In those cases where a mutation is detected, genetic screening (specific sequencing) is recommended for first-degree relatives (parents, siblings, and offspring). In case of a positive test, mutation carriers should undergo the same follow-up and management as that suggested for CNC patients. The first cardiac ultrasound should be performed at the same time as the molecular testing.
Genetic counseling should include the following general information:
- If a parent of the index case is affected, the risk to his siblings is 50%. On the contrary, in case of a de novo mutation, this risk falls to approximately 1%.
- Each child of an individual with CNC has a 50% chance of being affected.

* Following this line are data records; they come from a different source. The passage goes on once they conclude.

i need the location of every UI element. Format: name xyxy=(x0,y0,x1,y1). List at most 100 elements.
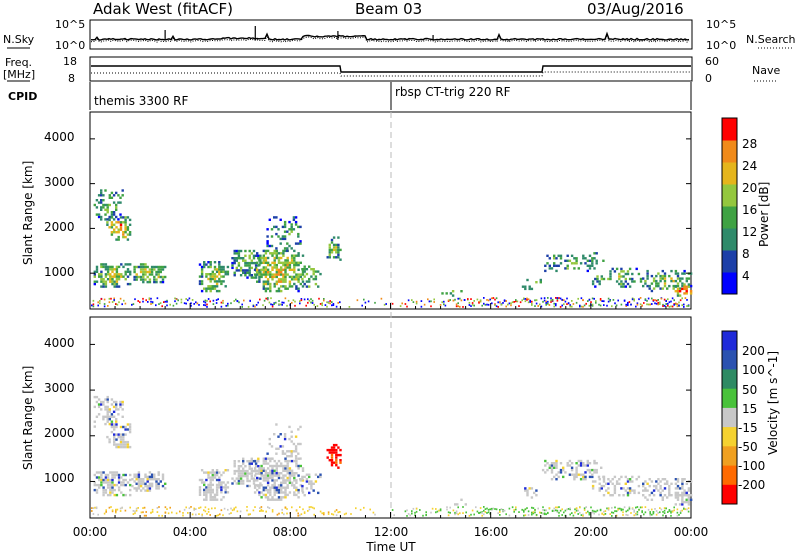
range-cell xyxy=(102,265,105,269)
ground-scatter-cell xyxy=(558,511,560,514)
range-cell xyxy=(113,435,116,439)
range-cell xyxy=(277,476,281,480)
range-cell xyxy=(200,469,204,472)
ground-scatter-cell xyxy=(623,299,626,302)
range-cell xyxy=(244,472,247,475)
range-cell xyxy=(286,256,289,260)
range-cell xyxy=(277,447,280,450)
range-cell xyxy=(115,238,118,241)
range-cell xyxy=(303,494,306,497)
range-cell xyxy=(642,482,645,485)
ground-scatter-cell xyxy=(558,506,560,508)
range-cell xyxy=(250,252,253,255)
ground-scatter-cell xyxy=(295,509,298,512)
range-cell xyxy=(102,471,105,474)
range-cell xyxy=(275,275,278,279)
ground-scatter-cell xyxy=(447,299,450,302)
range-cell xyxy=(100,408,103,411)
range-cell xyxy=(126,228,130,231)
ground-scatter-cell xyxy=(457,302,459,305)
ground-scatter-cell xyxy=(116,508,119,511)
range-cell xyxy=(676,294,680,297)
range-cell xyxy=(237,482,241,485)
range-cell xyxy=(112,218,116,221)
ground-scatter-cell xyxy=(543,509,546,512)
ground-scatter-cell xyxy=(545,300,547,303)
ground-scatter-cell xyxy=(124,509,127,512)
range-cell xyxy=(108,408,111,411)
ground-scatter-cell xyxy=(230,512,232,514)
ground-scatter-cell xyxy=(582,514,584,517)
range-cell xyxy=(109,280,112,283)
range-cell xyxy=(284,278,287,281)
ground-scatter-cell xyxy=(215,299,218,301)
range-cell xyxy=(150,475,154,479)
power-cbar-tick-28: 28 xyxy=(742,137,757,151)
range-cell xyxy=(218,261,221,264)
range-cell xyxy=(139,268,143,271)
range-cell xyxy=(301,491,305,494)
range-cell xyxy=(98,476,101,479)
ground-scatter-cell xyxy=(611,506,613,509)
ground-scatter-cell xyxy=(625,305,627,307)
range-cell xyxy=(148,489,152,492)
ground-scatter-cell xyxy=(159,302,162,304)
range-cell xyxy=(661,498,664,501)
range-cell xyxy=(98,273,101,276)
range-cell xyxy=(683,269,686,273)
ground-scatter-cell xyxy=(446,506,448,509)
ground-scatter-cell xyxy=(156,507,159,509)
range-cell xyxy=(233,252,236,255)
range-cell xyxy=(211,277,214,281)
range-cell xyxy=(266,271,270,274)
ground-scatter-cell xyxy=(513,510,515,513)
range-cell xyxy=(262,287,265,290)
range-cell xyxy=(253,474,257,477)
range-cell xyxy=(310,268,313,271)
range-cell xyxy=(252,276,256,279)
range-cell xyxy=(615,280,619,283)
range-cell xyxy=(161,280,165,284)
range-cell xyxy=(226,486,230,489)
range-cell xyxy=(115,231,118,234)
ground-scatter-cell xyxy=(259,510,261,512)
ground-scatter-cell xyxy=(135,507,138,510)
ground-scatter-cell xyxy=(150,297,152,300)
range-cell xyxy=(282,496,285,499)
power-cbar-tick-4: 4 xyxy=(742,269,750,283)
range-cell xyxy=(120,275,123,278)
range-cell xyxy=(642,489,645,492)
range-cell xyxy=(339,448,342,452)
ground-scatter-cell xyxy=(548,304,551,306)
range-cell xyxy=(218,478,221,482)
range-cell xyxy=(293,472,296,475)
range-cell xyxy=(254,462,258,465)
ground-scatter-cell xyxy=(550,299,552,302)
range-cell xyxy=(153,265,156,269)
range-cell xyxy=(535,494,538,497)
range-cell xyxy=(297,268,300,271)
range-cell xyxy=(104,275,108,278)
ground-scatter-cell xyxy=(151,301,154,303)
range-cell xyxy=(124,433,127,436)
ground-scatter-cell xyxy=(651,297,653,300)
range-cell xyxy=(237,469,241,473)
ground-scatter-cell xyxy=(236,510,239,513)
range-cell xyxy=(676,498,680,501)
range-cell xyxy=(161,484,165,488)
ground-scatter-cell xyxy=(577,297,579,300)
ground-scatter-cell xyxy=(166,508,168,510)
range-cell xyxy=(153,278,156,281)
range-cell xyxy=(620,270,623,273)
range-cell xyxy=(544,459,547,463)
ground-scatter-cell xyxy=(97,513,99,516)
range-cell xyxy=(579,459,583,463)
range-cell xyxy=(602,480,606,483)
range-cell xyxy=(150,482,154,485)
ground-scatter-cell xyxy=(319,510,322,513)
range-cell xyxy=(239,465,243,468)
range-cell xyxy=(242,271,245,274)
range-cell xyxy=(122,275,125,278)
range-cell xyxy=(579,462,583,465)
ground-scatter-cell xyxy=(591,303,594,306)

- Fertility may be impaired in males with CNC. Contrary to male patients, CNC is not specifically associated with female infertility and successful pregnancies and deliveries of female CNC patients have been reported (85).
- Most tumors of CNC are in general benign except for thyroid nodules and schwannomas; however, they are associated with significant morbidity. Prenatal testing is available by chorionic villous sampling (CVS) at approximately ten to 12 weeks of gestation or amnioparacentesis at 15-18 weeks of gestation. Pre-implantation genetic diagnosis (PGD) is available for PRKAR1A mutation carriers and in conjunction with in-vitro fertilization allows the selection of disease-free embryos for implantation.
FUTURE PERSPECTIVES
Although remarkable progress has been made since CNC was first described, several issues need to be answered. There are still CNC families that do not carry a PRKAR1A gene mutation and cannot be assigned to CNC2 either. The CNC2 gene located at the 2p16 locus remains to be determined.
Researchers put efforts in the search for a more specific therapy for CNC. An older study demonstrated that 8-Cl-adenosine (8-Cl-ADO), a cAMP analog was able to, inhibit in vitro the proliferation induced by G protein-coupled receptors (86); however, no further research has been published on this substance. Moreover, PRKAR1A haploinsufficiency has been shown to induce cyclooxygenase-2 (COX2) activation and prostaglandin E2 (PGE2) overproduction, a disorder that has been associated with the abnormal proliferation of adult bone stromal cells (ABSCs) seen in osteochondromyxomas of CNC patients (87). Experimental administration of celecoxib, a COX2 inhibitor, in mice with PKA defects decreased PGE2 and associated proliferation of ABSCs, resulting in a substantial reduction of bone tumor growth and improved organization of cortical bone that was adjacent to the tumor. Based on the same principle, experiments with celecoxib on adrenocortical cell lines and in a mouse model of PPNAD demonstrated in vitro and in vivo reduction of steroid secretion and cell proliferation (88). Recent advances in genomics and pharmaceutical technologies are promising for timely diagnosis and “etiologic” cure of this syndrome.